There is very low quality evidence of the long-term efficacy, tolerability and safety of opioids for chronic low back, osteoarthritis and diabetic polyneuropathic pain within the context of open-label extension studies of randomized controlled trials. Drop out rate due to adverse events and deaths increase with study duration. One-third of patients profit from LTOT. Long-term opioid therapy can be considered in some carefully selected and monitored patients.
本更新的系统评价评估了长期阿片类药物治疗(LTOT)慢性非癌性疼痛(CNCP)的疗效、可接受性和安全性。
Clinicaltrials.gov、CENTRAL 和 MEDLINE 截至 2019 年 6 月。我们纳入了研究时间≥26 周的开放标签延伸试验和持续时间≥2 周的随机对照试验(RCT)。使用随机效应模型计算分类数据的事件率和连续变量的标准化均数差(SMD)的汇总估计值。

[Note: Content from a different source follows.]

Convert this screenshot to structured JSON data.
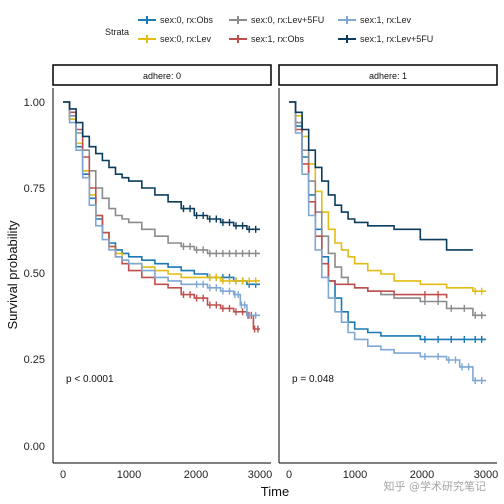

我们新增了四项研究,共纳入 1154 名参与者,共计 15 项研究,纳入 3590 名参与者。研究持续时间为 26-156 周。研究包括腰痛、骨关节炎和神经病理性疼痛患者。每个结局的证据质量均非常低。基线随机分组的 31.1%(95%置信区间[CI] 23.0%-40.7%)患者完成了开放标签期。14.1%(95%CI 10.9%-19.4%)的患者因不良事件而退出。在 6.3%(95%CI 3.9%-10.1%)的患者中观察到严重不良事件,在 2.7%(95%CI 1.5%-4.7%)的患者中观察到异常药物行为。有 0.5%(95%CI 0.2%-1.4%)的患者死亡。
在开放标签延伸研究中,阿片类药物可以持续减轻疼痛和残疾,并且具有较好的耐受性和安全性。对于接受短期阿片类药物治疗后疼痛有临床意义缓解且至少可耐受不良反应的慢性腰痛、骨关节炎和糖尿病性多发性神经病患者,可考虑长期使用阿片类药物。
在随机对照试验的开放标签延伸研究中,阿片类药物治疗慢性腰痛、骨关节炎和糖尿病性多发性神经病疼痛的长期疗效、耐受性和安全性的证据质量非常低。由于不良事件和死亡导致的脱落率随研究时间的延长而增加。三分之一的患者受益于 LTOT。长期阿片类药物治疗可考虑用于一些精心选择和监测的患者。